In his 70-year career, he brought his instrument into the bebop era and beyond

Buddy DeFranco, New York City, 1947
Buddy DeFranco (l.) and Tommy Gumina
Buddy DeFranco
Buddy DeFranco

Buddy DeFranco, who brought the clarinet into the bebop era and maintained a seven-decade career, died Dec. 24 in Panama City, Fla., according to a notice on his website. The cause was not reported. DeFranco was 91.

In the years following the dominance of swing clarinetists such as Benny Goodman and Artie Shaw, DeFranco adapted the instrument to the new type of jazz being introduced by the likes of Dizzy Gillespie and Charlie Parker, both of whom were collaborators of his. In an interview posted on the website for the National Endowment for the Arts, DeFranco, who was named an NEA Jazz Master in 2006, said, “When I heard Charlie Parker, I knew that was gonna be the new way to play jazz.

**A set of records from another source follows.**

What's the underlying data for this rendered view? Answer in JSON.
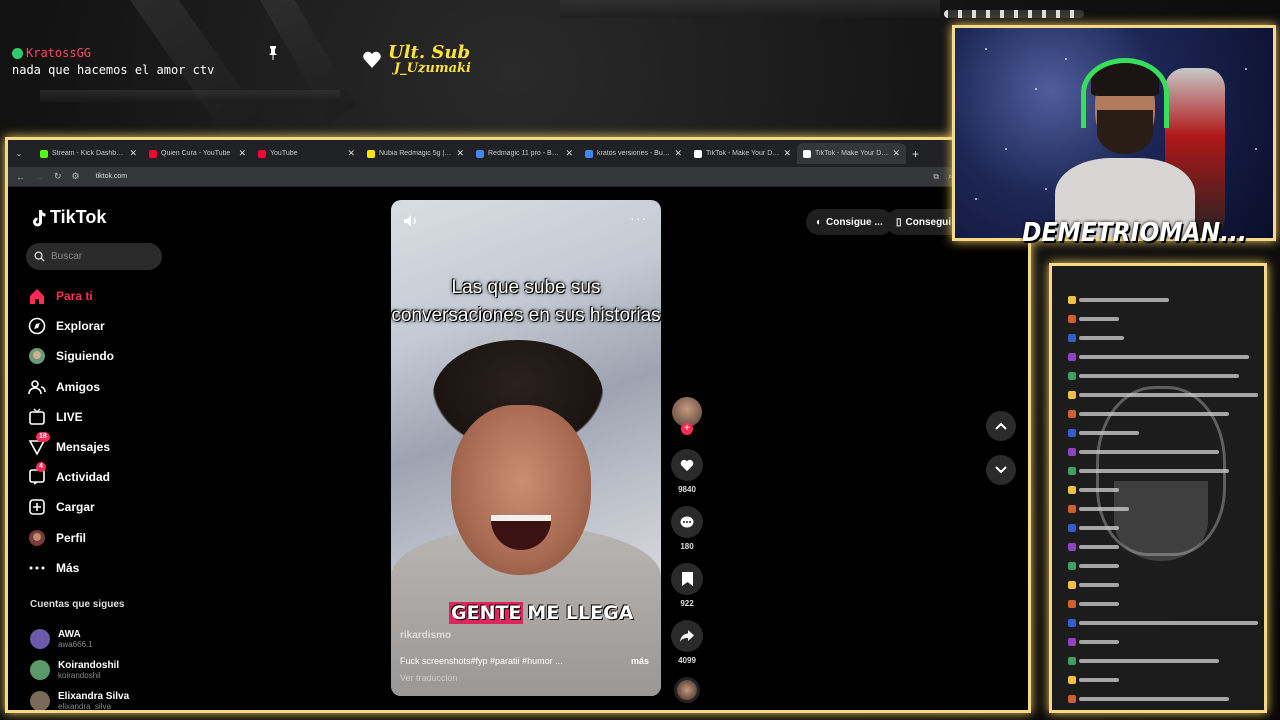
{
  "overlay": {
    "chat_user": "KratossGG",
    "chat_message": "nada que hacemos el amor ctv",
    "ult_sub_title": "Ult. Sub",
    "ult_sub_name": "J_Uzumaki",
    "streamer_name": "DEMETRIOMAN..."
  },
  "browser": {
    "tabs": [
      {
        "label": "Stream - Kick Dashboard",
        "color": "#53fc18"
      },
      {
        "label": "Quien Cura - YouTube",
        "color": "#ff0033"
      },
      {
        "label": "YouTube",
        "color": "#ff0033"
      },
      {
        "label": "Nubia Redmagic 5g | Mer",
        "color": "#ffe600"
      },
      {
        "label": "Redmagic 11 pro - Buscar",
        "color": "#4285f4"
      },
      {
        "label": "kratos versiones - Buscar",
        "color": "#4285f4"
      },
      {
        "label": "TikTok - Make Your Day",
        "color": "#ffffff"
      },
      {
        "label": "TikTok - Make Your Day",
        "color": "#ffffff"
      }
    ],
    "url": "tiktok.com"
  },
  "tiktok": {
    "brand": "TikTok",
    "search_placeholder": "Buscar",
    "menu": [
      {
        "label": "Para ti",
        "icon": "home-icon",
        "badge": ""
      },
      {
        "label": "Explorar",
        "icon": "compass-icon",
        "badge": ""
      },
      {
        "label": "Siguiendo",
        "icon": "following-avatar-icon",
        "badge": ""
      },
      {
        "label": "Amigos",
        "icon": "friends-icon",
        "badge": ""
      },
      {
        "label": "LIVE",
        "icon": "live-icon",
        "badge": ""
      },
      {
        "label": "Mensajes",
        "icon": "messages-icon",
        "badge": "18"
      },
      {
        "label": "Actividad",
        "icon": "activity-icon",
        "badge": "4"
      },
      {
        "label": "Cargar",
        "icon": "upload-icon",
        "badge": ""
      },
      {
        "label": "Perfil",
        "icon": "profile-avatar-icon",
        "badge": ""
      },
      {
        "label": "Más",
        "icon": "more-icon",
        "badge": ""
      }
    ],
    "following_header": "Cuentas que sigues",
    "following": [
      {
        "name": "AWA",
        "handle": "awa666.1"
      },
      {
        "name": "Koirandoshil",
        "handle": "koirandoshil"
      },
      {
        "name": "Elixandra Silva",
        "handle": "elixandra_silva"
      }
    ],
    "pills": [
      "Consigue ...",
      "Consegui"
    ],
    "video": {
      "caption": "Las que sube sus conversaciones en sus historias",
      "overlay_word1": "GENTE",
      "overlay_word2": "ME LLEGA",
      "author": "rikardismo",
      "description": "Fuck screenshots#fyp #paratii #humor ...",
      "more": "más",
      "translate": "Ver traducción"
    },
    "actions": {
      "likes": "9840",
      "comments": "180",
      "saves": "922",
      "shares": "4099"
    }
  }
}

And it was right. … It was much more difficult to play as far as fingering and articulation. In fact, even to this day, I can’t explain the articulation of bebop, even though I do it. You know, because it’s a question of the melding between your brain, your tonguing, your phrasing, your breathing and your fingering. It has to work all together. And there’s no way to describe it.”